For our investors, we’re focused on driving sustainable growth. We announced an increased capital plan of more than $145 billion in our regulated businesses over the next decade. It’s one of the largest in the industry, with 85% funding investments in the grid and our clean energy transition. Ninety percent of electric capital investments are eligible for modern recovery mechanisms, minimizing regulatory lag and strengthening the balance sheet. And we are committed to delivering results the right way, which starts with transparency. We published a Climate Report, ESG Report and Trade Associations Climate Review – each outlining various aspects of our transition, including our progress on decarbonization, diversity and inclusion, pay equity, environmental justice, just transition, and policy engagement. This focus earned us a Labrador Transparency Award.

EXERCISING AGILITY AND NAVIGATING HEADWINDS

Even as we pursued our strategic goals, we acted swiftly and decisively as challenges arose in this volatile environment.

In response to rising interest rates and inflation, we built on our strong track record on cost management by identifying $300 million in savings opportunities for 2023. Many of these savings were realized through organization simplification, work reduction, automation and digitization, and ongoing cost reductions in supply chain. We believe approximately 75% of the savings will be sustainable.

We minimized high fuel costs for our customers by hedging price exposure, where possible, and engaging in long-term supply and transportation contracts. We took advantage of our fleet diversity to dispatch generation to create cost savings and fuel security. We also worked with regulators in our states to mitigate bill impacts and informed customers of resources to help.

Our service territories also experienced a series of extreme weather events this year. More than 19,000 restoration workers responded to 1 million customer outages across a series of winter storms – the most we’ve seen in eight years. And in September, Hurricane Ian made landfall in Florida as the fifth-strongest hurricane on record. We saw significant impacts in Florida and the Carolinas, but we had 20,000 resources at the ready and restored nearly 2 million outages within 72 hours.

Our team was once again tested in late December. Historic cold weather and extremely high customer demand led to a unique chain of events that forced us to implement rotating outages in the Carolinas for the first time in our history. The rotating outages were conducted to avoid potentially larger and longer outages across the system. We are deeply sorry for what our customers experienced and are pursuing every possible lesson. But I am proud of how our employees responded to restore power and kept it on for customers during the remainder of the cold spell. We are taking steps to ensure that if faced with similar challenges, we will see a different outcome and provide a better customer experience.
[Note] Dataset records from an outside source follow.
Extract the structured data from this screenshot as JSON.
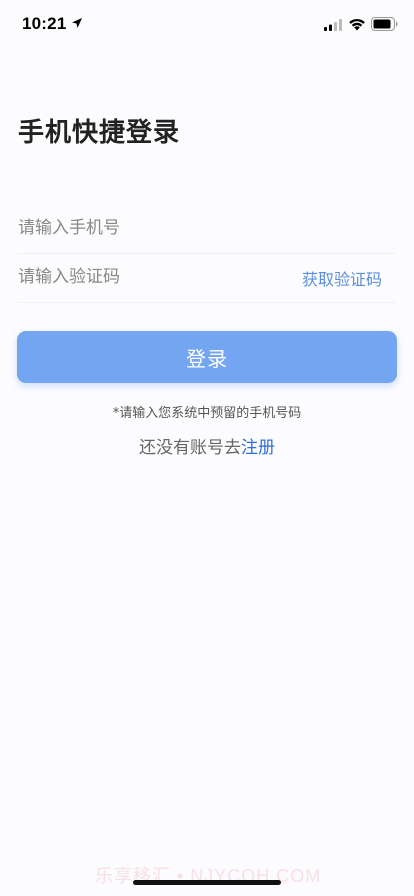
{
  "status_bar": {
    "time": "10:21",
    "icons": [
      "location-arrow-icon",
      "signal-icon",
      "wifi-icon",
      "battery-icon"
    ]
  },
  "login": {
    "title": "手机快捷登录",
    "phone_placeholder": "请输入手机号",
    "code_placeholder": "请输入验证码",
    "get_code_label": "获取验证码",
    "login_button_label": "登录",
    "hint": "*请输入您系统中预留的手机号码",
    "register_prefix": "还没有账号去",
    "register_link": "注册"
  },
  "watermark": "乐享移汇 • NJYCQH.COM",
  "colors": {
    "primary_button": "#73a5f0",
    "link": "#2f6fd8",
    "get_code": "#5b8fdc",
    "background": "#fcfcfe"
  }
}
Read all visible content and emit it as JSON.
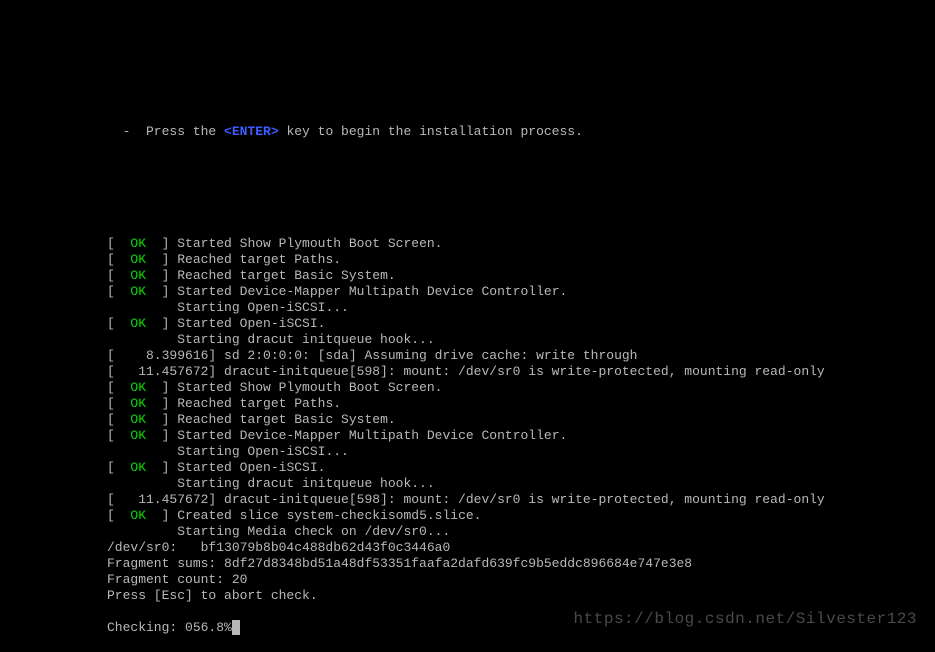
{
  "prompt": {
    "prefix": "  -  Press the ",
    "key": "<ENTER>",
    "suffix": " key to begin the installation process."
  },
  "bracket_open": "[  ",
  "bracket_close": "  ] ",
  "ok": "OK",
  "pad": "         ",
  "lines": [
    {
      "type": "ok",
      "text": "Started Show Plymouth Boot Screen."
    },
    {
      "type": "ok",
      "text": "Reached target Paths."
    },
    {
      "type": "ok",
      "text": "Reached target Basic System."
    },
    {
      "type": "ok",
      "text": "Started Device-Mapper Multipath Device Controller."
    },
    {
      "type": "pad",
      "text": "Starting Open-iSCSI..."
    },
    {
      "type": "ok",
      "text": "Started Open-iSCSI."
    },
    {
      "type": "pad",
      "text": "Starting dracut initqueue hook..."
    },
    {
      "type": "plain",
      "text": "[    8.399616] sd 2:0:0:0: [sda] Assuming drive cache: write through"
    },
    {
      "type": "plain",
      "text": "[   11.457672] dracut-initqueue[598]: mount: /dev/sr0 is write-protected, mounting read-only"
    },
    {
      "type": "ok",
      "text": "Started Show Plymouth Boot Screen."
    },
    {
      "type": "ok",
      "text": "Reached target Paths."
    },
    {
      "type": "ok",
      "text": "Reached target Basic System."
    },
    {
      "type": "ok",
      "text": "Started Device-Mapper Multipath Device Controller."
    },
    {
      "type": "pad",
      "text": "Starting Open-iSCSI..."
    },
    {
      "type": "ok",
      "text": "Started Open-iSCSI."
    },
    {
      "type": "pad",
      "text": "Starting dracut initqueue hook..."
    },
    {
      "type": "plain",
      "text": "[   11.457672] dracut-initqueue[598]: mount: /dev/sr0 is write-protected, mounting read-only"
    },
    {
      "type": "ok",
      "text": "Created slice system-checkisomd5.slice."
    },
    {
      "type": "pad",
      "text": "Starting Media check on /dev/sr0..."
    },
    {
      "type": "plain",
      "text": "/dev/sr0:   bf13079b8b04c488db62d43f0c3446a0"
    },
    {
      "type": "plain",
      "text": "Fragment sums: 8df27d8348bd51a48df53351faafa2dafd639fc9b5eddc896684e747e3e8"
    },
    {
      "type": "plain",
      "text": "Fragment count: 20"
    },
    {
      "type": "plain",
      "text": "Press [Esc] to abort check."
    }
  ],
  "checking": {
    "label": "Checking: ",
    "value": "056.8%",
    "cursor": "_"
  },
  "watermark": "https://blog.csdn.net/Silvester123"
}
Regrettably, weather wasn’t the only threat to the grid. In early December, two of our substations in Moore County, North Carolina, were attacked. Our crews worked around-the-clock, pursuing multiple repair paths and replacing large and vital pieces of equipment over several days to restore service to all 45,000 impacted customers. As the largest grid operator in the country, protecting our grid is paramount. We work every day to secure millions of essential components across our grid. And we continue to collaborate with our industry and government partners to integrate learnings from this incident and others around the country to enhance our protection programs.

BUILDING ON A STRONG FOUNDATION

We recognize safety, operational excellence and community engagement are foundational to our success. And we continue to find ways to mature our programs because we recognize our job is never done.